Как и положено первой, иллюзорной любви, и эта была неизмеримо прекраснее и чище, чем последующие, более реальные и приземленные. Как и положено, и эта принесла при ближайшем знакомстве глубокое разочарование и увяла, закончившись ничем. Сколько я потом, в другой жизни, и на перекрестках в Париже стаивала, и по-французски болтала – и только удивлялась, чего это я себе в юности навоображала. И завидовала писателю Виктору Некрасову, сильно уже тогда немолодому, который, стоя со мной на этих парижских перекрестках, с неизменным жаром объяснялся в любви к французскому языку.

А в моей душе к тому времени прочно обосновалась другая любовь. С нею и связана была вторая моя заграница.

Заграница вторая (английский язык)

В начале шестидеятых годов обнаружилось, что у меня в Англии есть очень близкая родственница. Родная тетка. Сестра моего отца. И вот, где-то в 62-м, или может быть в 63-м году, эта тетя, Франци, с мужем-архитектором Фрицем приехала в Москву, где в то время проходила Британская выставка, и Фриц оформлял стенд одной из крупных английских компаний.

Отца своего я помнила очень смутно. Большой, темнолицый, с большими черными глазами и синеватыми, как у негра, губами. Позже мне рассказывали, что где-то в далеком испанском прошлом у нас в роду был мавр. Мне не исполнилось еще шести лет, когда я видела отца в последний раз. И, уже будучи взрослой и зная, что не увижу его никогда, я временами испытывала приступы тоски по человеку, о котором помнила главное: он очень меня любил.

Вот такой же я представляла себе и его младшую сестру.

Увидеть его родную сестру, да еще иностранку, англичанку, человека из другого мира – я просто очумела от волнения и ожидания.
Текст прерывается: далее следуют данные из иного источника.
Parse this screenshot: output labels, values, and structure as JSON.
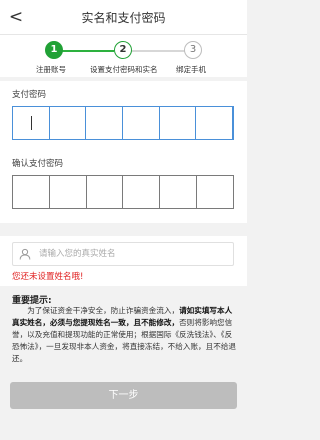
{
  "header": {
    "title": "实名和支付密码",
    "back_glyph": "<"
  },
  "steps": [
    {
      "number": "1",
      "label": "注册账号",
      "state": "done"
    },
    {
      "number": "2",
      "label": "设置支付密码和实名",
      "state": "current"
    },
    {
      "number": "3",
      "label": "绑定手机",
      "state": "pending"
    }
  ],
  "password": {
    "label": "支付密码",
    "confirm_label": "确认支付密码",
    "digits": 6
  },
  "name": {
    "placeholder": "请输入您的真实姓名",
    "value": "",
    "warning": "您还未设置姓名哦!"
  },
  "notice": {
    "title": "重要提示:",
    "text_part1": "为了保证资金干净安全，防止诈骗资金流入，",
    "text_bold": "请如实填写本人真实姓名，必须与您提现姓名一致，且不能修改，",
    "text_part2": "否则将影响您信誉，以及充值和提现功能的正常使用；根据国际《反洗钱法》、《反恐怖法》，一旦发现非本人资金，将直接冻结，不给入账，且不给退还。"
  },
  "next_button": {
    "label": "下一步"
  },
  "colors": {
    "accent": "#21a136",
    "warning": "#e02020",
    "button_disabled": "#bdbdbd",
    "input_focus": "#4a90d9"
  }
}
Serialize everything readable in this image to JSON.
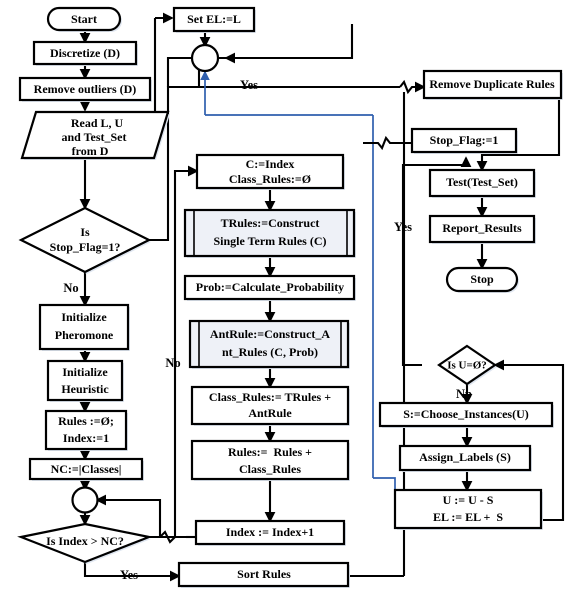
{
  "diagram": {
    "title": "Self-training Ant-Miner Classification Flowchart",
    "colors": {
      "stroke": "#000000",
      "blue_edge": "#2f5fae",
      "node_fill": "#ffffff",
      "shaded_fill": "#eef1f7",
      "shadow": "#dfe6f0",
      "background": "#ffffff"
    },
    "nodes": [
      {
        "id": "start",
        "type": "terminator",
        "label": "Start"
      },
      {
        "id": "discretize",
        "type": "process",
        "label": "Discretize (D)"
      },
      {
        "id": "remove_outliers",
        "type": "process",
        "label": "Remove outliers (D)"
      },
      {
        "id": "read_data",
        "type": "io",
        "label_lines": [
          "Read L, U",
          "and Test_Set",
          "from D"
        ]
      },
      {
        "id": "set_el",
        "type": "process",
        "label": "Set EL:=L"
      },
      {
        "id": "merge_top",
        "type": "connector",
        "label": ""
      },
      {
        "id": "is_stop_flag",
        "type": "decision",
        "label_lines": [
          "Is",
          "Stop_Flag=1?"
        ]
      },
      {
        "id": "init_pheromone",
        "type": "process",
        "label_lines": [
          "Initialize",
          "Pheromone"
        ]
      },
      {
        "id": "init_heuristic",
        "type": "process",
        "label_lines": [
          "Initialize",
          "Heuristic"
        ]
      },
      {
        "id": "rules_index",
        "type": "process",
        "label_lines": [
          "Rules :=Ø;",
          "Index:=1"
        ]
      },
      {
        "id": "nc_classes",
        "type": "process",
        "label": "NC:=|Classes|"
      },
      {
        "id": "merge_loop",
        "type": "connector",
        "label": ""
      },
      {
        "id": "is_index_gt_nc",
        "type": "decision",
        "label": "Is Index > NC?"
      },
      {
        "id": "c_index",
        "type": "process",
        "label_lines": [
          "C:=Index",
          "Class_Rules:=Ø"
        ]
      },
      {
        "id": "trules",
        "type": "subroutine",
        "label_lines": [
          "TRules:=Construct",
          "Single Term Rules (C)"
        ]
      },
      {
        "id": "prob",
        "type": "process",
        "label": "Prob:=Calculate_Probability"
      },
      {
        "id": "antrule",
        "type": "subroutine",
        "label_lines": [
          "AntRule:=Construct_A",
          "nt_Rules (C, Prob)"
        ]
      },
      {
        "id": "class_rules_sum",
        "type": "process",
        "label_lines": [
          "Class_Rules:= TRules +",
          "AntRule"
        ]
      },
      {
        "id": "rules_sum",
        "type": "process",
        "label_lines": [
          "Rules:=  Rules +",
          "Class_Rules"
        ]
      },
      {
        "id": "index_inc",
        "type": "process",
        "label": "Index := Index+1"
      },
      {
        "id": "sort_rules",
        "type": "process",
        "label": "Sort Rules"
      },
      {
        "id": "remove_dup",
        "type": "process",
        "label": "Remove Duplicate Rules"
      },
      {
        "id": "stop_flag_set",
        "type": "process",
        "label": "Stop_Flag:=1"
      },
      {
        "id": "test_testset",
        "type": "process",
        "label": "Test(Test_Set)"
      },
      {
        "id": "report_results",
        "type": "process",
        "label": "Report_Results"
      },
      {
        "id": "stop",
        "type": "terminator",
        "label": "Stop"
      },
      {
        "id": "is_u_empty",
        "type": "decision",
        "label": "Is U=Ø?"
      },
      {
        "id": "choose_instances",
        "type": "process",
        "label": "S:=Choose_Instances(U)"
      },
      {
        "id": "assign_labels",
        "type": "process",
        "label": "Assign_Labels (S)"
      },
      {
        "id": "update_sets",
        "type": "process",
        "label_lines": [
          "U := U - S",
          "EL := EL +  S"
        ]
      }
    ],
    "edge_labels": [
      {
        "id": "yes_stop_flag",
        "text": "Yes"
      },
      {
        "id": "no_stop_flag",
        "text": "No"
      },
      {
        "id": "no_index",
        "text": "No"
      },
      {
        "id": "yes_index",
        "text": "Yes"
      },
      {
        "id": "yes_u_empty",
        "text": "Yes"
      },
      {
        "id": "no_u_empty",
        "text": "Np"
      }
    ]
  }
}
Она наверняка похожа на него, я узнаю, какой он был в жизни, не по фотографии. И она родная мне, близкая – у меня ведь не было ни одного родственника со стороны отца. Одна тетка, мамина сестра, у меня была, и я ее очень любила. Неужели теперь у меня будет еще одна такая?

Иностранцы должны были ждать меня в холле своей гостиницы. Готовясь к встрече, я вымылась, вымыла голову, надела чистое белье – наряжаться мне особенно было не во что, и я надела свой парадный костюм из серого букле, сшитый мамой и верно служивший мне на всех днях рождения и праздничных вечеринках последние пять лет. Мама сказала, что я выгляжу скромно, но прилично. Им же я, встреть они меня на улице, скорее всего показалась бы нищенкой.

В гостиницу меня впустили, разумеется, далеко не сразу, после долгих объяснений и проверки документов, но впустили.

В холле было почти пусто. В глубине, на диване сидел небольшой круглый пожилой мужчина с бабочкой на шее, рядом с ним такая же компактная пожилая женщина с твердой золотистой прической, а перед ними стоял расплывшийся, явно российский человек чиновничьего вида. Женщина что-то настойчиво говорила чиновнику.

А моих родственников не было.

Я присела на наименее пышное кресло и стала ждать. И невольно прислушивалась к разговору сидевших на диване. Разговор на непонятном языке звучал горячо и гневно. Женщина то и дело вскрикивала нечто вроде «Абекебан, абекебан!», а чиновник делал успокаивающие жесты обеими руками и что-то невнятно отвечал. Наконец женщина не выдержала, вскочила на ноги и воскликнула громко и раздельно: «I beg your pardon!», на что чиновник так же громко и раздельно ответил: «But, Missis Gross…». Тут я поняла, что эта небольшая округлая пара и есть моя тетка Франци и ее муж Фриц Гросс.